The 2019 Canada Gairdner Global Health Symposium was hosted by the Gairdner Foundation, Grand Challenges Canada, SickKids Centre for Global Child Health and Centre for Addiction and Mental Health (CAMH) on October 23, 2019 in Toronto, Canada. The symposium’s theme, Community-based Health Interventions: From Global to Local, highlighted speakers from around the world including:
- Vikram Patel (2018 Global Alliance Presidential Award Winner)
- Vandana Gopikumar, Founder of the Banyan and the Banyan Academy of Leadership in Mental Health
- Vicky Stegiopoulos, Physician-in-Chief at CAMH who focusses on the development and evaluation of interventions to address the needs of people who are homeless (including mental health)
- Abhijit Nadkarni, an addictions psychiatrist and global mental health researcher who focusses on developing and evaluating interventions for alcohol use disorders in low resource settings
- Takeesha White, Founding Director of the Friendship Benches NYC
- Renee Linklater, Director of Shkaabe Makwa, a program that supports First Nations, Inuit, and Métis wellness at CAMH
- Daisy Singla, one of the youngest winners of a study from the Patient-Centered Outcome Research Institute (PCORI) focusing on scaling up evidence-based psychological treatments to enrich the lives of women and their families worldwide. The speakers identified personal pathways towards their current professional efforts.
The various research and programs discussed demonstrated approaches to tackling existing gaps in- and barriers to- behavioral health and wellbeing. Below are a few concepts that were discussed among the panelists:
- The interface of professional identity with action (locally and abroad) and understanding the opportunity for synergies between action and academy. As barriers to success were discussed around the globe, the consistent understanding was that every country needs to address gaps in achieving well-being.

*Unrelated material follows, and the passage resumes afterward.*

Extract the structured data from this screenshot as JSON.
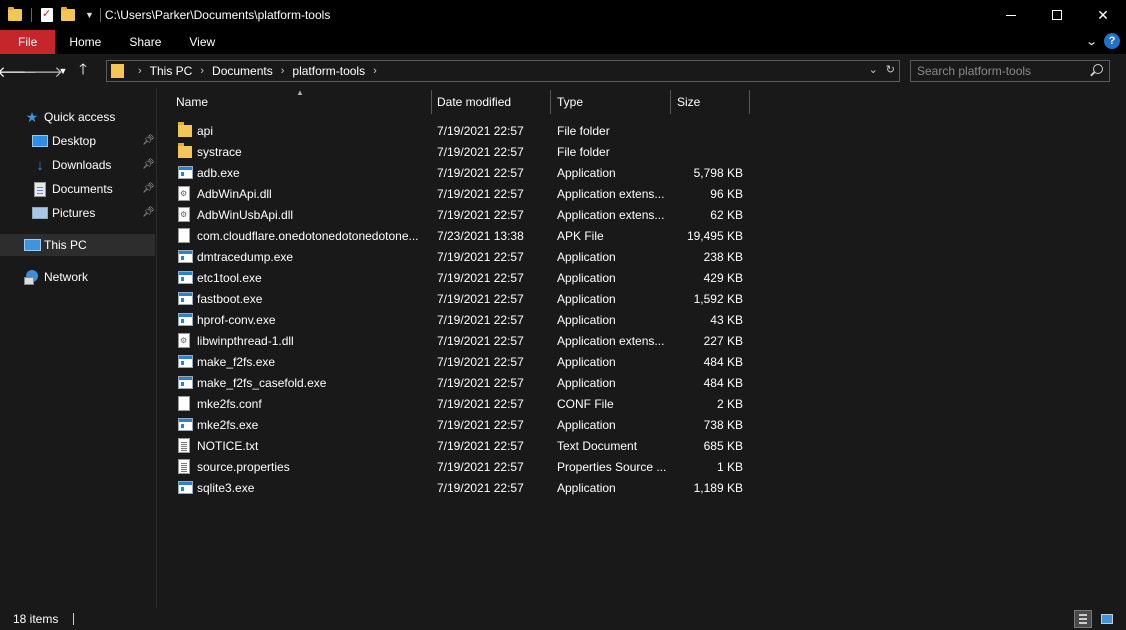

- The shared goal among stakeholders interested in mental health (and arguably any issue) is critical to finding solutions and encouraging action. Despite differences in approach and opinion, the opportunity to collaborate on a shared vision (well-being) is central.
- In understanding that increasing access to behavioral health services globally must include non-specialist mental health care, emphasis on cultural context and cross-cultural relevance is required. The engagement of civil society is critical to progress. Finally, solutions are found where policy, culture, practice and academy intersect.